Au fait de la problématique, la Ville de Drummondville accompagne les citoyens dans leurs démarches, mais estime qu’il en revient au gouvernement provincial d’intervenir. «C’est de dire aux citoyens : “si vous sentez des odeurs, portez plainte auprès du ministère de l’Environnement”. Il y a des recours qui existent pour être capables d’amener les compagnies à apporter des correctifs», indique le conseiller municipal du district 8, Yves Grondin, qui était présent lorsque L’Express a rencontré les citoyens.
Par ailleurs, le conseiller municipal informe qu’un nouveau zonage a récemment été adopté pour ce secteur, passant d’industriel lourd à industriel léger et semi-lourd. «Il y a eu une requalification de ce parc industriel. Par le passé, il y a eu des propositions formelles ou informelles pour des projets, mais ça ne convenait pas au zonage industriel existant, mentionne Yves Grondin. Ces bâtiments ne correspondent plus au standard des bâtiments industriels d’aujourd’hui, donc c’est plus difficile à reconfigurer. De plus, avec le secteur résidentiel, on voit les problèmes de cohabitation.»
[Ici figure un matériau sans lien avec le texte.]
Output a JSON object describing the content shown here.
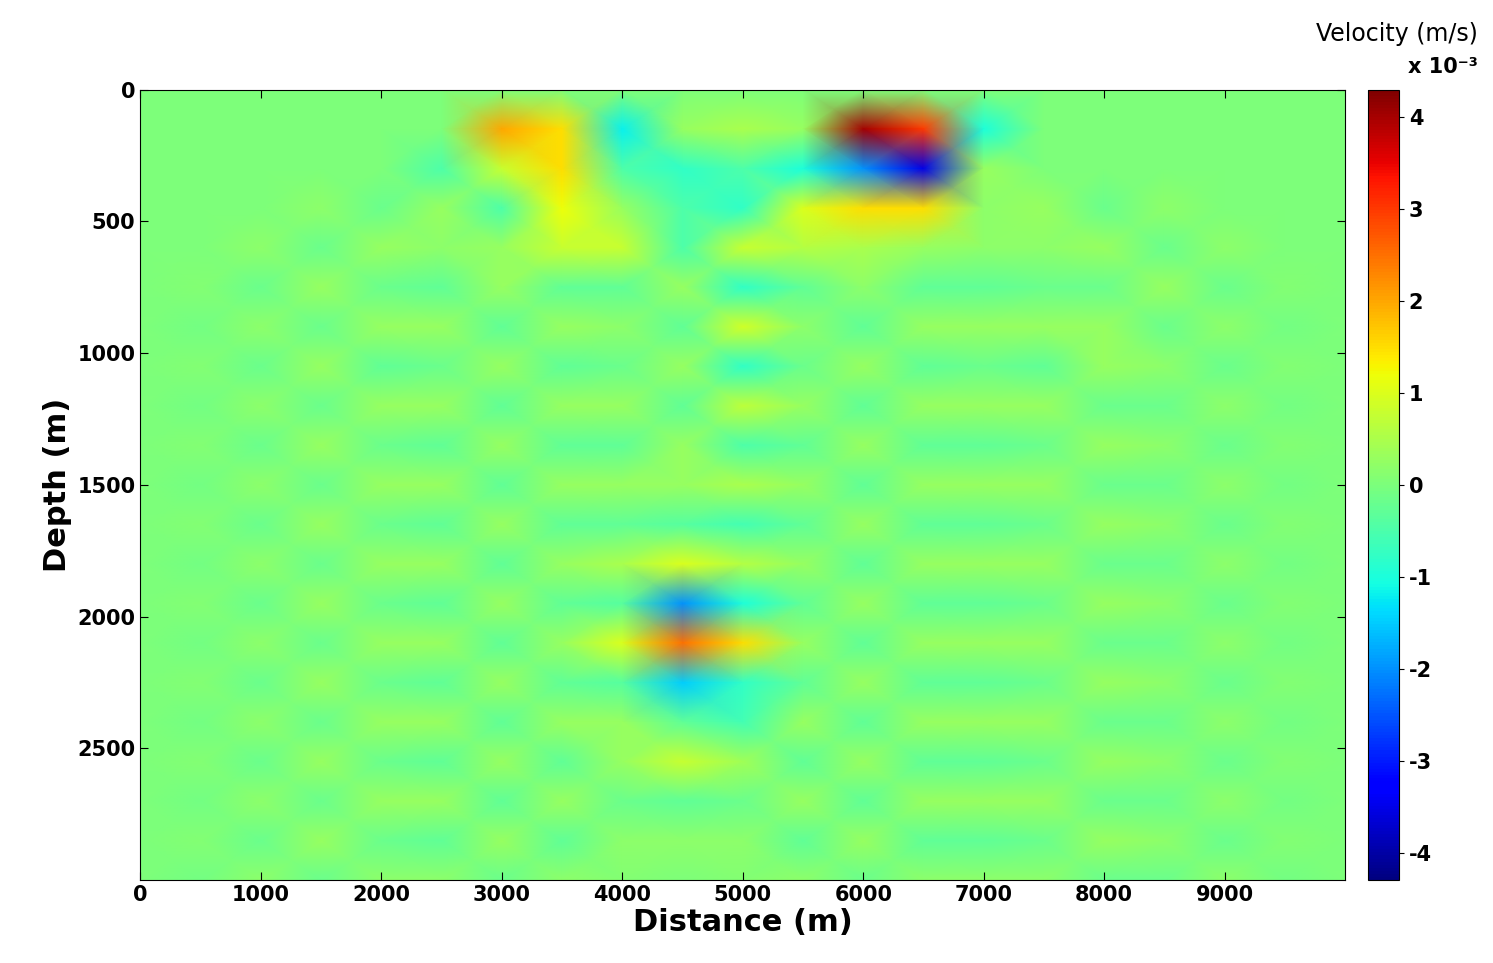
{
  "chart_data": {
    "type": "heatmap",
    "x_label": "Distance (m)",
    "y_label": "Depth (m)",
    "colorbar_label": "Velocity (m/s)",
    "colorbar_multiplier": "x 10⁻³",
    "color": "jet",
    "xlim": [
      0,
      10000
    ],
    "ylim": [
      3000,
      0
    ],
    "xticks": [
      0,
      1000,
      2000,
      3000,
      4000,
      5000,
      6000,
      7000,
      8000,
      9000
    ],
    "yticks": [
      0,
      500,
      1000,
      1500,
      2000,
      2500
    ],
    "colorbar_range": [
      -4.3,
      4.3
    ],
    "colorbar_ticks": [
      -4,
      -3,
      -2,
      -1,
      0,
      1,
      2,
      3,
      4
    ],
    "x": [
      0,
      500,
      1000,
      1500,
      2000,
      2500,
      3000,
      3500,
      4000,
      4500,
      5000,
      5500,
      6000,
      6500,
      7000,
      7500,
      8000,
      8500,
      9000,
      9500,
      10000
    ],
    "y": [
      0,
      150,
      300,
      450,
      600,
      750,
      900,
      1050,
      1200,
      1350,
      1500,
      1650,
      1800,
      1950,
      2100,
      2250,
      2400,
      2550,
      2700,
      2850,
      3000
    ],
    "cells": [
      [
        0,
        0,
        0,
        0,
        0,
        0,
        0,
        0,
        0,
        0,
        0,
        0,
        0,
        0,
        0,
        0,
        0,
        0,
        0,
        0,
        0
      ],
      [
        0,
        0,
        0,
        0,
        0,
        0,
        2.0,
        1.5,
        -1.2,
        0.3,
        0.5,
        0.3,
        4.0,
        3.0,
        -1.0,
        0,
        0,
        0,
        0,
        0,
        0
      ],
      [
        0,
        0,
        0,
        0,
        0,
        -0.5,
        0.8,
        1.5,
        -0.5,
        -0.8,
        -0.5,
        -1.0,
        -2.0,
        -3.5,
        0.3,
        0,
        0,
        0,
        0,
        0,
        0
      ],
      [
        0,
        0,
        0,
        0.2,
        -0.2,
        0.3,
        -0.5,
        1.2,
        0.3,
        -0.5,
        -0.8,
        1.0,
        1.5,
        1.5,
        0.2,
        0.3,
        -0.2,
        0.2,
        0,
        0,
        0
      ],
      [
        0,
        0,
        0.2,
        -0.2,
        0.3,
        0.2,
        0.3,
        0.8,
        0.8,
        -0.5,
        0.8,
        0.6,
        0.5,
        0.3,
        0.2,
        0.2,
        0.3,
        -0.2,
        0.2,
        0,
        0
      ],
      [
        0,
        0.1,
        -0.2,
        0.3,
        -0.2,
        -0.3,
        0.3,
        -0.3,
        -0.3,
        0.3,
        -0.8,
        -0.3,
        0.2,
        -0.3,
        -0.3,
        -0.2,
        -0.2,
        0.3,
        -0.2,
        0.1,
        0
      ],
      [
        0,
        -0.1,
        0.2,
        -0.2,
        0.3,
        0.3,
        -0.3,
        0.3,
        0.2,
        -0.3,
        0.9,
        0.2,
        -0.3,
        0.3,
        0.3,
        0.3,
        0.3,
        -0.2,
        0.2,
        -0.1,
        0
      ],
      [
        0,
        0.1,
        -0.2,
        0.3,
        -0.3,
        -0.2,
        0.3,
        -0.3,
        -0.2,
        0.3,
        -0.8,
        -0.2,
        0.3,
        -0.3,
        -0.2,
        -0.3,
        0.3,
        0.2,
        -0.2,
        0.1,
        0
      ],
      [
        0,
        -0.1,
        0.2,
        -0.2,
        0.3,
        0.3,
        -0.3,
        0.3,
        0.3,
        -0.3,
        0.7,
        0.3,
        -0.3,
        0.3,
        0.3,
        0.3,
        -0.2,
        -0.2,
        0.2,
        -0.1,
        0
      ],
      [
        0,
        0.1,
        -0.2,
        0.3,
        -0.2,
        -0.3,
        0.3,
        -0.3,
        -0.3,
        0.3,
        -0.5,
        -0.3,
        0.3,
        -0.3,
        -0.3,
        -0.2,
        0.3,
        0.2,
        -0.2,
        0.1,
        0
      ],
      [
        0,
        -0.1,
        0.2,
        -0.2,
        0.3,
        0.3,
        -0.3,
        0.3,
        0.3,
        0.3,
        0.5,
        0.3,
        -0.3,
        0.3,
        0.3,
        0.3,
        -0.2,
        -0.2,
        0.2,
        -0.1,
        0
      ],
      [
        0,
        0.1,
        -0.2,
        0.3,
        -0.2,
        -0.3,
        0.3,
        -0.3,
        -0.3,
        -0.4,
        -0.6,
        -0.3,
        0.3,
        -0.3,
        -0.3,
        -0.2,
        0.3,
        0.2,
        -0.2,
        0.1,
        0
      ],
      [
        0,
        -0.1,
        0.2,
        -0.2,
        0.3,
        0.3,
        -0.3,
        0.3,
        0.5,
        1.0,
        0.6,
        0.3,
        -0.3,
        0.3,
        0.3,
        0.3,
        -0.2,
        -0.2,
        0.2,
        -0.1,
        0
      ],
      [
        0,
        0.1,
        -0.2,
        0.3,
        -0.2,
        -0.3,
        0.3,
        -0.3,
        -0.4,
        -2.0,
        -1.0,
        -0.3,
        0.3,
        -0.3,
        -0.3,
        -0.2,
        0.3,
        0.2,
        -0.2,
        0.1,
        0
      ],
      [
        0,
        -0.1,
        0.2,
        -0.2,
        0.3,
        0.3,
        -0.3,
        0.3,
        1.0,
        2.5,
        1.5,
        0.3,
        -0.3,
        0.3,
        0.3,
        0.3,
        -0.2,
        -0.2,
        0.2,
        -0.1,
        0
      ],
      [
        0,
        0.1,
        -0.2,
        0.3,
        -0.2,
        -0.3,
        0.3,
        -0.3,
        -0.4,
        -1.5,
        -0.8,
        -0.3,
        0.3,
        -0.3,
        -0.3,
        -0.2,
        0.3,
        0.2,
        -0.2,
        0.1,
        0
      ],
      [
        0,
        -0.1,
        0.2,
        -0.2,
        0.3,
        0.3,
        -0.3,
        0.3,
        0.3,
        -0.3,
        -0.6,
        0.3,
        -0.3,
        0.3,
        0.3,
        0.3,
        -0.2,
        -0.2,
        0.2,
        -0.1,
        0
      ],
      [
        0,
        0.1,
        -0.2,
        0.3,
        -0.2,
        -0.3,
        0.3,
        -0.3,
        0.3,
        0.8,
        0.4,
        -0.3,
        0.3,
        -0.3,
        -0.3,
        -0.2,
        0.3,
        0.2,
        -0.2,
        0.1,
        0
      ],
      [
        0,
        -0.1,
        0.2,
        -0.2,
        0.3,
        0.3,
        -0.3,
        0.3,
        -0.2,
        -0.3,
        -0.2,
        0.3,
        -0.3,
        0.3,
        0.3,
        0.3,
        -0.2,
        -0.2,
        0.2,
        -0.1,
        0
      ],
      [
        0,
        0.1,
        -0.2,
        0.3,
        -0.2,
        -0.3,
        0.3,
        -0.3,
        0.2,
        0.2,
        0.2,
        -0.3,
        0.3,
        -0.3,
        -0.3,
        -0.2,
        0.3,
        0.2,
        -0.2,
        0.1,
        0
      ],
      [
        0,
        -0.1,
        0.2,
        -0.2,
        0.2,
        0.2,
        -0.2,
        0.2,
        0.1,
        0,
        0.1,
        0.2,
        -0.2,
        0.2,
        0.2,
        0.2,
        -0.2,
        -0.2,
        0.2,
        -0.1,
        0
      ]
    ]
  }
}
L’entreprise Ecofib fait partie des usages de type industriel lourd, mais bénéficie d’un droit acquis.
Avis de non-conformité
La famille Boucher a porté plainte auprès du ministère de l’Environnement et de la Lutte contre les changements climatiques (MELCC), qui confirme pour sa part avoir reçu deux plaintes de deux plaignants différents en 2021 concernant la présence d’une odeur de caoutchouc brûlé en provenance de l’entreprise Ecofib. Une inspection des lieux a été réalisée le 31 mars dernier.
«Lors de cette inspection, bien que de légères odeurs aient été constatées aux limites de l’entreprise, aucune odeur particulière n’a été constatée dans le quartier résidentiel situé dans le secteur. Néanmoins, une inspection de l’usine a été réalisée et des manquements ont été constatés, notamment pour le non-respect de certaines conditions d’exploitation prévues aux autorisations environnementales», indique Sophie Gauthier, la porte-parole régionale du MELCC.
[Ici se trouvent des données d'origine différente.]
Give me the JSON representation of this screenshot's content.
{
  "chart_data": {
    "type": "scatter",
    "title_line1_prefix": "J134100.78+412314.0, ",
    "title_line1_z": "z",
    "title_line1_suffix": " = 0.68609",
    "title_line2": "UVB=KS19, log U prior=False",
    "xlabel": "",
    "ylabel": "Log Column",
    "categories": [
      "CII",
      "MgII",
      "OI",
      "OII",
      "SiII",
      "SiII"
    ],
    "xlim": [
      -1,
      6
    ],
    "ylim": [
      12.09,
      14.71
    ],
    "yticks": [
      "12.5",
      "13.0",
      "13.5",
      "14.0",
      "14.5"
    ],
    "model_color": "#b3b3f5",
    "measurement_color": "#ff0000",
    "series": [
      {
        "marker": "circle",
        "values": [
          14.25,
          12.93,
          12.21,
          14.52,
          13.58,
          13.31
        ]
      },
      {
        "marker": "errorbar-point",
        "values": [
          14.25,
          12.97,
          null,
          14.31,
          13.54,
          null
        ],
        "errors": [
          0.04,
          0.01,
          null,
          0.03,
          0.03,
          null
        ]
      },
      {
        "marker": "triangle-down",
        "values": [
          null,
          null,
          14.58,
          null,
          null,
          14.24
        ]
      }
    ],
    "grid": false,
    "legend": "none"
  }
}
Un avis de non-conformité a été communiqué à ce sujet à Écofib le 27 avril. Le ministère s’est rendu à nouveau sur place le 3 août pour vérifier la mise en place de mesures correctrices. «Lors de cette seconde inspection, le ministère a constaté que certains correctifs avaient été apportés, mais des manquements ont à nouveau été constatés», rapporte Mme Gauthier.
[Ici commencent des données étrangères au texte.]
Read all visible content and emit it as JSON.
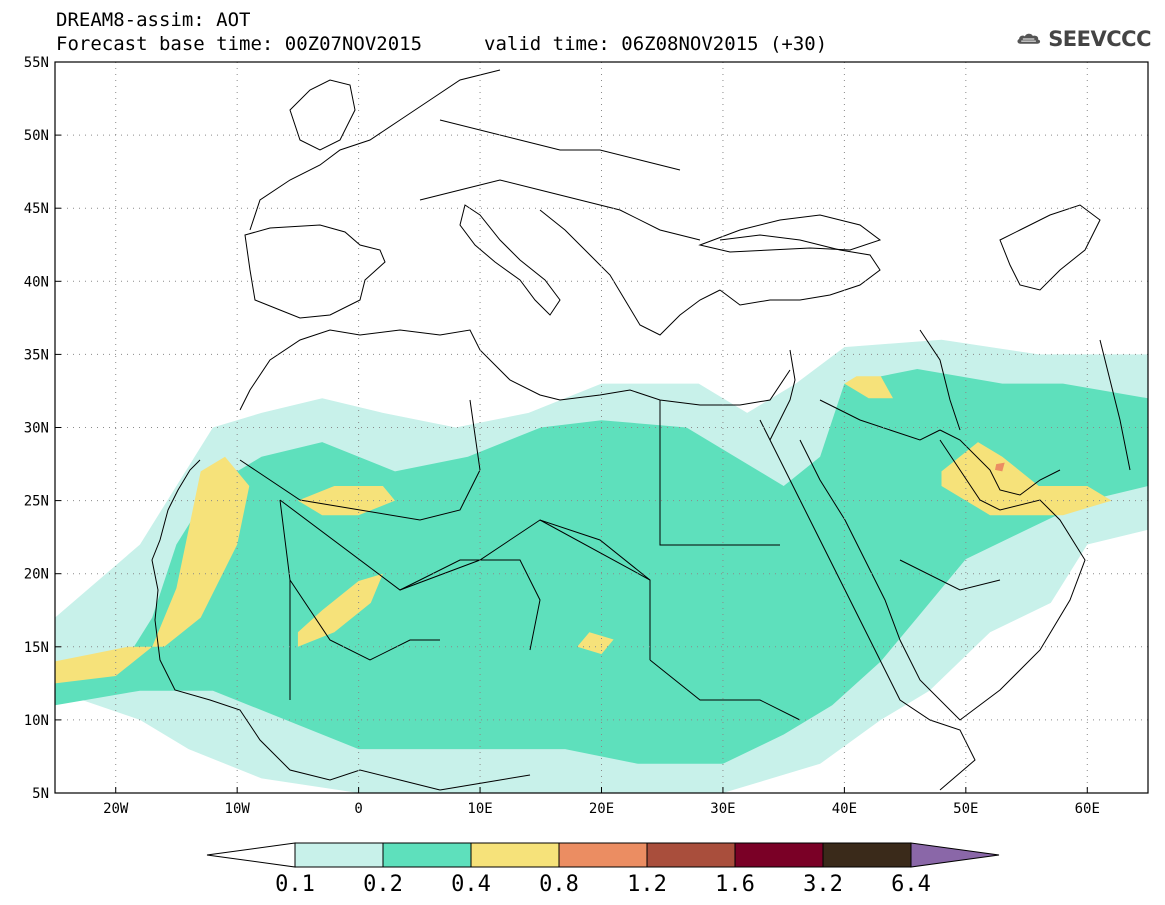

Le MELCC a remis un second avis de non-conformité le 16 août à l’entreprise pour signifier les manquements ainsi que pour demander la transmission d’un plan correcteur. Le ministère dit ne pas avoir eu de retour de l’entreprise depuis. «Le ministère évalue présentement les actions à poser, en conformité avec la Directive sur le traitement des manquements. Le ministère n’écarte aucun recours pour assurer un retour à la conformité», fait savoir la porte-parole.
Nouvelle ventilation
Joint par téléphone, la direction d’Ecofib reconnaît que de fortes odeurs peuvent émaner de l’usine. «Oui il y a un problème d’odeurs. On fait des tapis en caoutchouc de pneus recyclés. On est une compagnie de recyclage. Ani-mat est le plus gros recycleur de pneus au Canada. On est en sous-traitance pour eux», indique Tony Dalete, qui agit comme directeur général depuis environ un an.
Ce dernier dit s’être concentré sur la relance de l’entreprise au cours des derniers mois, mais a fait savoir que l’entreprise est prête à collaborer et à corriger le tir. «On va mettre un nouveau système de ventilation. Il y en a déjà un, mais ce n’est pas assez. Il y a des délais à cause de la COVID-19. On m’a dit que normalement, il aurait été installé en septembre. Le problème va être réglé, mais nous n’avons aucun contrôle sur le délai», soutient M. Dalete, ajoutant avoir dû ouvrir les grandes portes durant les canicules, faute de ventilation adéquate.
«On ne veut pas nuire à l’environnement ni à nos voisins. On ne veut pas de chicane avec personne. On veut régler le problème. On va essayer de tout faire», assure-t-il.